Forgotten Atrocities: The British Empire's Rawalpindi Experiments

The British conducted chemical warfare experiment on the British Indian Army Soldiers and then covered it up.

R. Radhakrishnan

9/12/20252 min read

The British are often praised for their “stiff upper lip”, a phrase that masks not courage but a thick skin and a habit of brushing their sins under the carpet. Few empires in history have matched their hypocrisy.

While the West continues to shout from the rooftops about Auschwitz, Nazi gas chambers, and the horrors inflicted on Jews, Britain’s own record of wartime experiments on Indians remains buried in silence.

This dark chapter is known as the Rawalpindi Experiments. Exposed by The Guardian in 2007, the story revealed that from the 1930s, scientists at Porton Down tested the effects of mustard gas not in laboratories, but on living human subjects.

The chosen victims were not volunteers, but Indian soldiers of the British Indian Army, marched into gas chambers in Rawalpindi—then part of undivided India.

Clad only in shorts and thin cotton shirts, these men were deliberately exposed to poison gas. The goal was not to find cures but to refine methods of killing.

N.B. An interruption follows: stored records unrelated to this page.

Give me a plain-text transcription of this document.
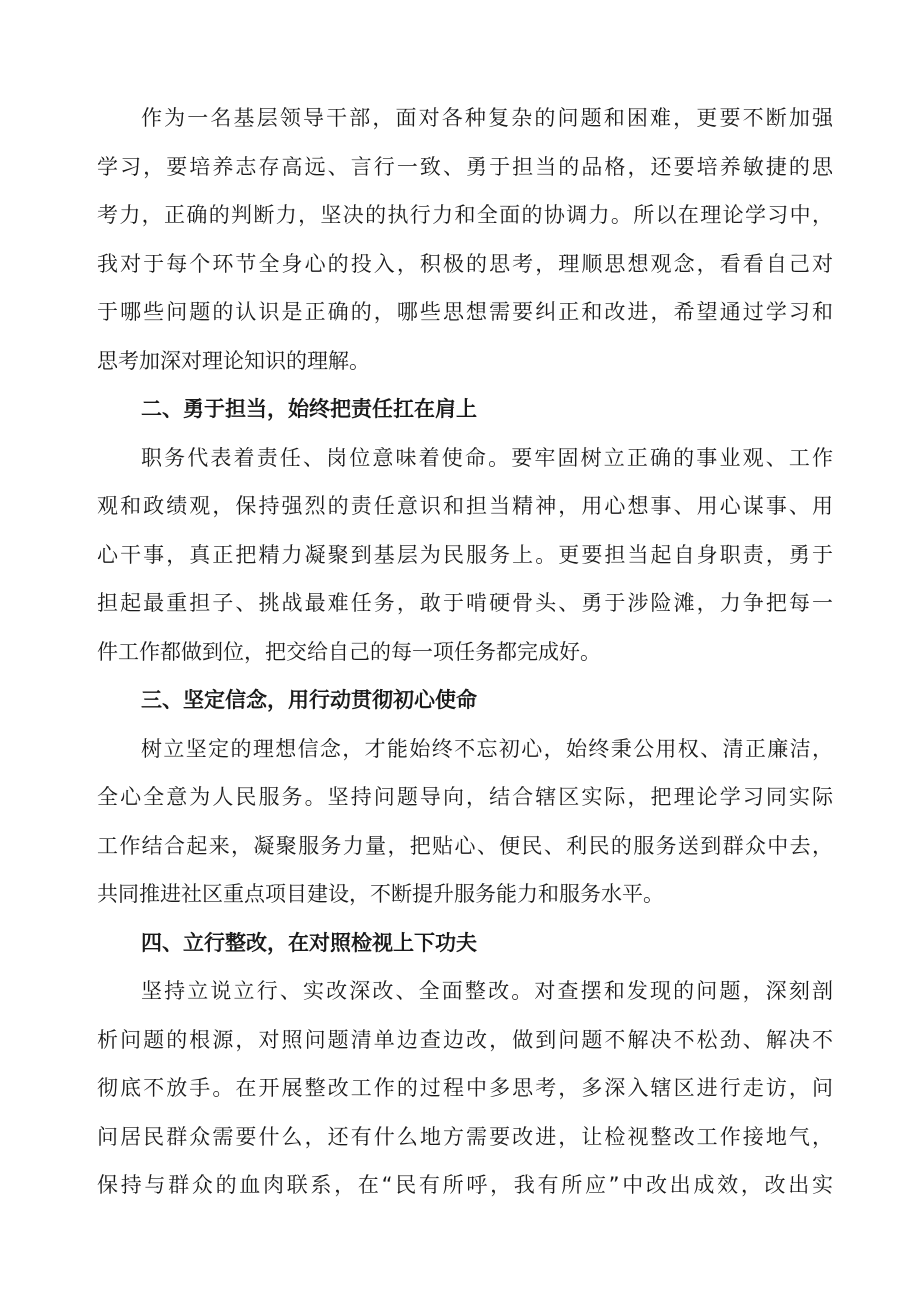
作为一名基层领导干部，面对各种复杂的问题和困难，更要不断加强
学习，要培养志存高远、言行一致、勇于担当的品格，还要培养敏捷的思
考力，正确的判断力，坚决的执行力和全面的协调力。所以在理论学习中，
我对于每个环节全身心的投入，积极的思考，理顺思想观念，看看自己对
于哪些问题的认识是正确的，哪些思想需要纠正和改进，希望通过学习和
思考加深对理论知识的理解。
二、勇于担当，始终把责任扛在肩上
职务代表着责任、岗位意味着使命。要牢固树立正确的事业观、工作
观和政绩观，保持强烈的责任意识和担当精神，用心想事、用心谋事、用
心干事，真正把精力凝聚到基层为民服务上。更要担当起自身职责，勇于
担起最重担子、挑战最难任务，敢于啃硬骨头、勇于涉险滩，力争把每一
件工作都做到位，把交给自己的每一项任务都完成好。
三、坚定信念，用行动贯彻初心使命
树立坚定的理想信念，才能始终不忘初心，始终秉公用权、清正廉洁，
全心全意为人民服务。坚持问题导向，结合辖区实际，把理论学习同实际
工作结合起来，凝聚服务力量，把贴心、便民、利民的服务送到群众中去，
共同推进社区重点项目建设，不断提升服务能力和服务水平。
四、立行整改，在对照检视上下功夫
坚持立说立行、实改深改、全面整改。对查摆和发现的问题，深刻剖
析问题的根源，对照问题清单边查边改，做到问题不解决不松劲、解决不
彻底不放手。在开展整改工作的过程中多思考，多深入辖区进行走访，问
问居民群众需要什么，还有什么地方需要改进，让检视整改工作接地气，
保持与群众的血肉联系，在“民有所呼，我有所应”中改出成效，改出实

Hundreds suffered severe burns, blisters, and respiratory damage, many requiring hospitalization. The long-term consequences remain unknown, for there was no follow-up. The men were simply discarded, studied, scarred, and forgotten.

Mustard gas is not just immediately toxic; it is carcinogenic, causing cancers and lifelong illness. White soldiers were also subjected to trials, but when the scandal emerged, Britain apologized and offered compensation to them. Indians, however, received nothing. Not even an acknowledgment.

The silence of the Indian state is equally damning. Neither provincial governments of the colonial era nor independent India raised their voices. When the truth surfaced globally in 2007, New Delhi remained quiet, unwilling to “spoil relations” with the United Kingdom.

British officials, when confronted, justified the Rawalpindi Experiments with tired excuses: “different times,” “wartime necessity,” “we were at war.” Yet, when comparisons are drawn to Nazi gas chambers, they bristle, insisting they were “different.” But were they?

The world rightly condemns the Nazi atrocities against Jews. But for the Indian soldiers, brown men treated as expendable, the outrage never came. They were children of a lesser god, sacrificed in silence, erased from history, and left without justice.